9        Lowell objects to the appraiser’s use of a twenty-eight percent discount rate for holding and sales costs.  This argument dovetails with Lowell’s complaints about the manner in which the property was organized for sale.  We have rejected those complaints as directed to the judgment of foreclosure which is not before us on appeal.

10      The circuit court’s decision to confirm the foreclosure sale was based upon the evidence before it, including the appraisal and the judgment of foreclosure which set out how the property was to be sold.  We conclude that the circuit court did not misuse its discretion in confirming the foreclosure sale.


            By the Court.—Order affirmed.

            This opinion will not be published.  See Wis.
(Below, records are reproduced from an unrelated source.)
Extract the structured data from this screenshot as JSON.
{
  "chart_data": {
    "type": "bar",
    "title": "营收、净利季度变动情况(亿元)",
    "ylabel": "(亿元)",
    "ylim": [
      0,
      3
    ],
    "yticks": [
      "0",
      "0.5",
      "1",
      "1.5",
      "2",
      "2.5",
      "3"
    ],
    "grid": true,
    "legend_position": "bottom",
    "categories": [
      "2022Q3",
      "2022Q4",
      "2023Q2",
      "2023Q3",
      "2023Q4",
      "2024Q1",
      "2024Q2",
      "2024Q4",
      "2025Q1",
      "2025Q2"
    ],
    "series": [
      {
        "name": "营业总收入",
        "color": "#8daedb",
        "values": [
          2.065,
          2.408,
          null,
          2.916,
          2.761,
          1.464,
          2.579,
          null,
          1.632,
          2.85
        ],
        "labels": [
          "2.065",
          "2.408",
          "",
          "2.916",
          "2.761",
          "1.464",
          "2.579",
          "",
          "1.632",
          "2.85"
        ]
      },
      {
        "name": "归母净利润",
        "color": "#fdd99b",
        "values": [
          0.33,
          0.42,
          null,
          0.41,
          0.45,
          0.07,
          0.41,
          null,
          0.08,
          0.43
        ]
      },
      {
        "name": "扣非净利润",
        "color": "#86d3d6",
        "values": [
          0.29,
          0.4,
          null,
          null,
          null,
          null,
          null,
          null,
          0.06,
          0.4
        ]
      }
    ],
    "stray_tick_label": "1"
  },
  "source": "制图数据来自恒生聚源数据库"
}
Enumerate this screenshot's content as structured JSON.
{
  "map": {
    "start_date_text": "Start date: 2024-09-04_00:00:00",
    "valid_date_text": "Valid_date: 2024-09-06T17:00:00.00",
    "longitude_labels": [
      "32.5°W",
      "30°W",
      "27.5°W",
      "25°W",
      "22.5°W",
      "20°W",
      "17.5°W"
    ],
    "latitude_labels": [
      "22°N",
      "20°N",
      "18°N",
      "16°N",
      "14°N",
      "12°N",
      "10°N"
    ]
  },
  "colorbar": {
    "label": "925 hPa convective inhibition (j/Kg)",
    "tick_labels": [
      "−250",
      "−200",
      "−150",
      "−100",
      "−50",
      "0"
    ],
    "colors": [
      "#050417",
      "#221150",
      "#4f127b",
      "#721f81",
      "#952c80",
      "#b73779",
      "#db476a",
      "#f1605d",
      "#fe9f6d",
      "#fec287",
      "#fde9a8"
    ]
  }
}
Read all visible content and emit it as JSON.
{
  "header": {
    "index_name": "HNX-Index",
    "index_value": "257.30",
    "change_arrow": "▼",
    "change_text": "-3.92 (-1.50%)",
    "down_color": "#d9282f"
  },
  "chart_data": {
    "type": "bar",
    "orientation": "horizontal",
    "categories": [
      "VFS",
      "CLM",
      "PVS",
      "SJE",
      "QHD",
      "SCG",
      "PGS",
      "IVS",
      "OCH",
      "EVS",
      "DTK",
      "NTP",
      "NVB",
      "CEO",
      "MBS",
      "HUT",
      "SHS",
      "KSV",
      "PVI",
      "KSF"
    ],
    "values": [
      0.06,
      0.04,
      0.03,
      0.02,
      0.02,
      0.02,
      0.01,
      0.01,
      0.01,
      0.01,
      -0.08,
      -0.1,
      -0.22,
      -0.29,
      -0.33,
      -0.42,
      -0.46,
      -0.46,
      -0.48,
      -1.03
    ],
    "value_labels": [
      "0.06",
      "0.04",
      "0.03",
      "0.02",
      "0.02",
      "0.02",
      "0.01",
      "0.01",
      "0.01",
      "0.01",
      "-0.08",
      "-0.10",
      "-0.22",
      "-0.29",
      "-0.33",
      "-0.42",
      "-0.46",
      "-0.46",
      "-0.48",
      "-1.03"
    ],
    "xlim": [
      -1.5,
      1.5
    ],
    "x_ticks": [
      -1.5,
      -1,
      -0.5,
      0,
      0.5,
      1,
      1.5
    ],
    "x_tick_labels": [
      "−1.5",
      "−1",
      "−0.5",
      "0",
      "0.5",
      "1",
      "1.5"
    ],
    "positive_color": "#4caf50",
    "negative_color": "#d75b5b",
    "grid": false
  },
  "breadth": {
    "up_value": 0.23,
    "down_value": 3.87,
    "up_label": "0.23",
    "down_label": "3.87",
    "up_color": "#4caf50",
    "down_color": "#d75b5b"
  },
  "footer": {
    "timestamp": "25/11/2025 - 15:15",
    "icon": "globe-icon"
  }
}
Stat. Rule 809.23(1)(b)5.  


 



[1]  The appeal in Lowell I was also taken from the September 29, 2008 judgment of foreclosure.  However, as we discuss later in this opinion, Lowell’s arguments in Lowell I focused on the alleged defects in Security Bank’s summary judgment pleadings, not on the alleged defects in the judgment of foreclosure. 

[2]  In fact, this court had the impression that the challenge was solely to the sufficiency of the summary judgment pleadings, not the contents of the judgment of foreclosure.  Lowell Mgmt. Serv. Inc. v. Geneva Nat’l PQC, LLC, 2009 WI App 149, ¶9, 321 Wis. 2d 589, 774 N.W.2d 811 (Lowell I), review denied (WI Mar. 9, 2010) (No. 2008AP2533).